Dec 7 (Reuters) - Australian shares rose on Wednesday even after data showed the economy contracted for the first time in five years last quarter, underpinned by hopes policy makers may provide more monetary or fiscal stimulus and on solid gains in Wall Street.
The third quarter gross domestic predict report showed the Australian economy contracted 0.5 percent, while the annual pace of growth slowed to 1.8 percent from 3.3 percent in the second quarter.
“The poor GDP data has people expecting more accommodating policy,” said Tony Farnham, an economist with Patersons Securities.
“The accommodation can be either through friendlier monetary policy or alternatively it could be increased fiscal policy, by that I mean increased government expenditure ideally in the capex side and infrastructure side.”
The S&P/ASX 200 index climbed 0.7 percent, or 37.7 points, to 5,466.4 by 0105 GMT.
Overnight, U.S. S&P financial sector rose nearly 1 percent, while the broader S&P 500 index gained 0.34 percent.
U.S. financials have climbed more than 15 percent after the Nov. 8 election catapulted Donald Trump to the White House, as expectations that Trump would oversee lower corporate taxes and reduced regulations boosted the banking sector.

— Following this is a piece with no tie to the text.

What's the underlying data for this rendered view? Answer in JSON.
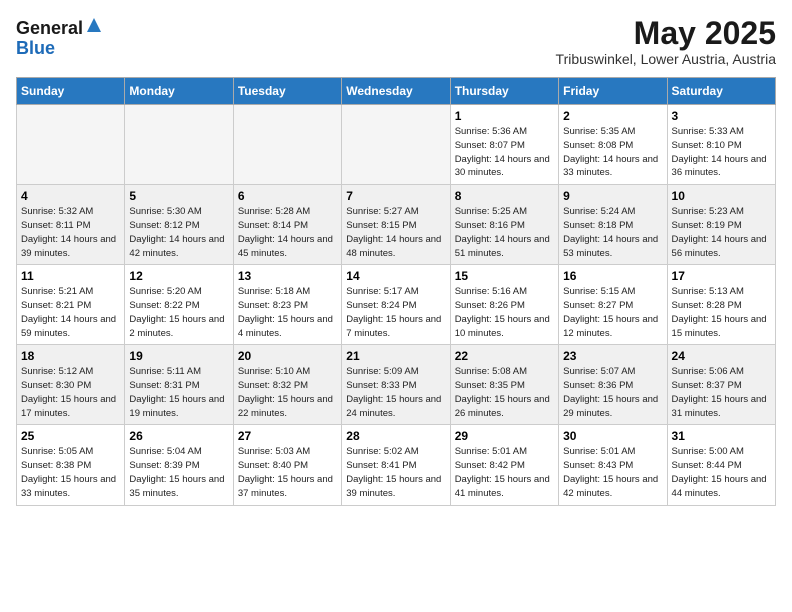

The U.S. momentum has had a knock-on impact on Australia’s benchmark financial index, which has risen nearly 9 percent in that period.
The index was up over 1 percent, with the “Big Four” lenders leading the charge; ANZ and Westpac added more than 1.2 percent each.
Materials also supported the broader index, as steel and iron ore futures in China rose for a fourth straight day, backed by hopes of pick up in demand the world’s top consumer of both commodities.
Mining giants BHP Billiton and Rio Tinto rose 1 percent and 2 percent, respectively, while Fortescue Metals Group added 2.1 percent.
At the other end, oil stocks saw some losses on the back of declines in oil prices after data showing record high production in the OPEC group fed skepticism on the cartel’s Nov. 30-agreement to cut output.
Origin Energy dropped 3.8 percent, its worst day in nearly a month.
Declines in gold prices drove the benchmark gold index down.
New Zealand’s benchmark S&P/NZX 50 index fell 0.1 percent, or 9.25 points to 6,901.1.
Losses were led by telecom and utilities stocks.
Spark New Zealand fell as much as 2.1 percent, while energy retailer Mercury NZ fell a percent.